Empirical power analysis
The empirical power of the countfitteR framework was compared with the two-step distribution selection (52). We have performed statistical simulations with a range of distributional assumptions based on the scheme published elsewhere (46). We have extended the proposed scheme by considering more values of parameters defining the distributions.

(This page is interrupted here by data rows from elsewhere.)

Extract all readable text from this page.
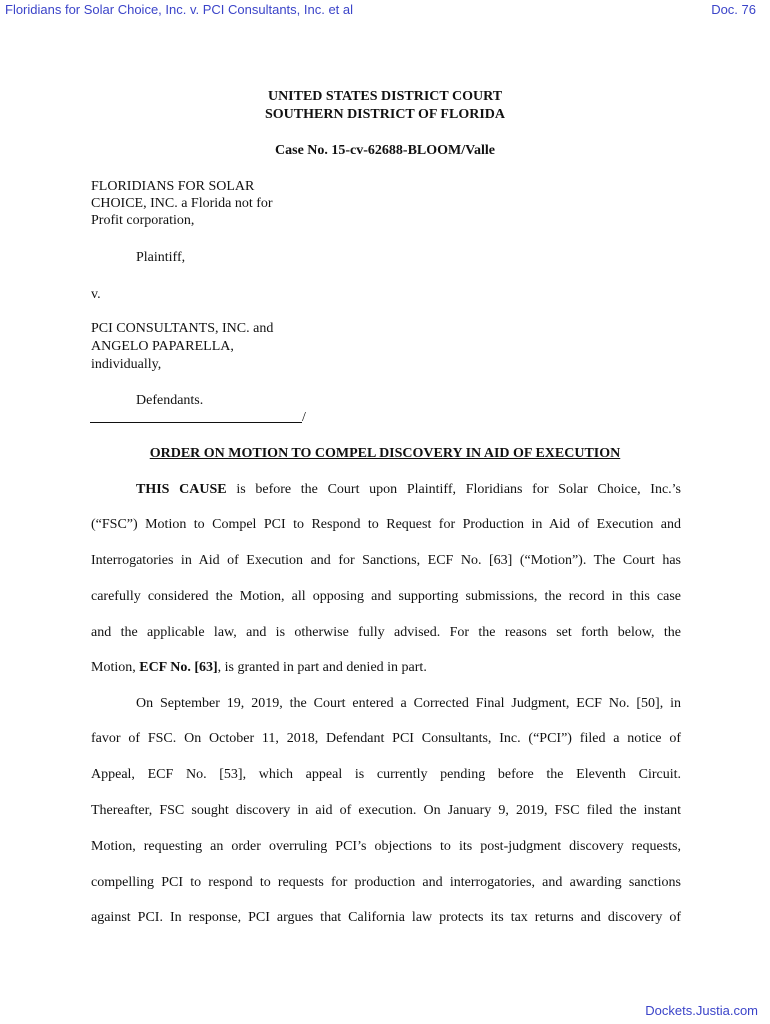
Floridians for Solar Choice, Inc. v. PCI Consultants, Inc. et al	Doc. 76
UNITED STATES DISTRICT COURT
SOUTHERN DISTRICT OF FLORIDA
Case No. 15-cv-62688-BLOOM/Valle
FLORIDIANS FOR SOLAR
CHOICE, INC. a Florida not for
Profit corporation,
Plaintiff,
v.
PCI CONSULTANTS, INC. and
ANGELO PAPARELLA,
individually,
Defendants.
/
ORDER ON MOTION TO COMPEL DISCOVERY IN AID OF EXECUTION
THIS CAUSE is before the Court upon Plaintiff, Floridians for Solar Choice, Inc.’s
(“FSC”) Motion to Compel PCI to Respond to Request for Production in Aid of Execution and
Interrogatories in Aid of Execution and for Sanctions, ECF No. [63] (“Motion”). The Court has
carefully considered the Motion, all opposing and supporting submissions, the record in this case
and the applicable law, and is otherwise fully advised. For the reasons set forth below, the
Motion, ECF No. [63], is granted in part and denied in part.
On September 19, 2019, the Court entered a Corrected Final Judgment, ECF No. [50], in
favor of FSC. On October 11, 2018, Defendant PCI Consultants, Inc. (“PCI”) filed a notice of
Appeal, ECF No. [53], which appeal is currently pending before the Eleventh Circuit.
Thereafter, FSC sought discovery in aid of execution. On January 9, 2019, FSC filed the instant
Motion, requesting an order overruling PCI’s objections to its post-judgment discovery requests,
compelling PCI to respond to requests for production and interrogatories, and awarding sanctions
against PCI. In response, PCI argues that California law protects its tax returns and discovery of
Dockets.Justia.com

We have generated univariate data from Poisson (λ), ZIP (λ, r), NB (λ, θ), and ZINB (λ, θ, r) distributions. Each data set consists of 1,000 replications of samples with one of three possible sample sizes (n=50, 100, 200), and one of three possible means (λ =2, 5, 10). For zero-inflated distributions, the r ranges from 0.1 to 0.9 In the case of NB and ZINB distributions, similarly to Perumean-Chaney et al. (46), we have parameterized the dispersion parameter θ as . Additionally, we have considered θ equal to λ and 2λ.
Here, we have defined empirical power as the ability to select the correct distribution among Poisson, ZIP, NB, and ZINB. However, depending on the distribution, the two-step procedure does not work correctly and provides no answer (labeled as “uncomputable”). Although this behavior stems from the numerical assumptions of the two-step procedure, we have decided to highlight it in results to keep the comparison with the countfitteR framework fair.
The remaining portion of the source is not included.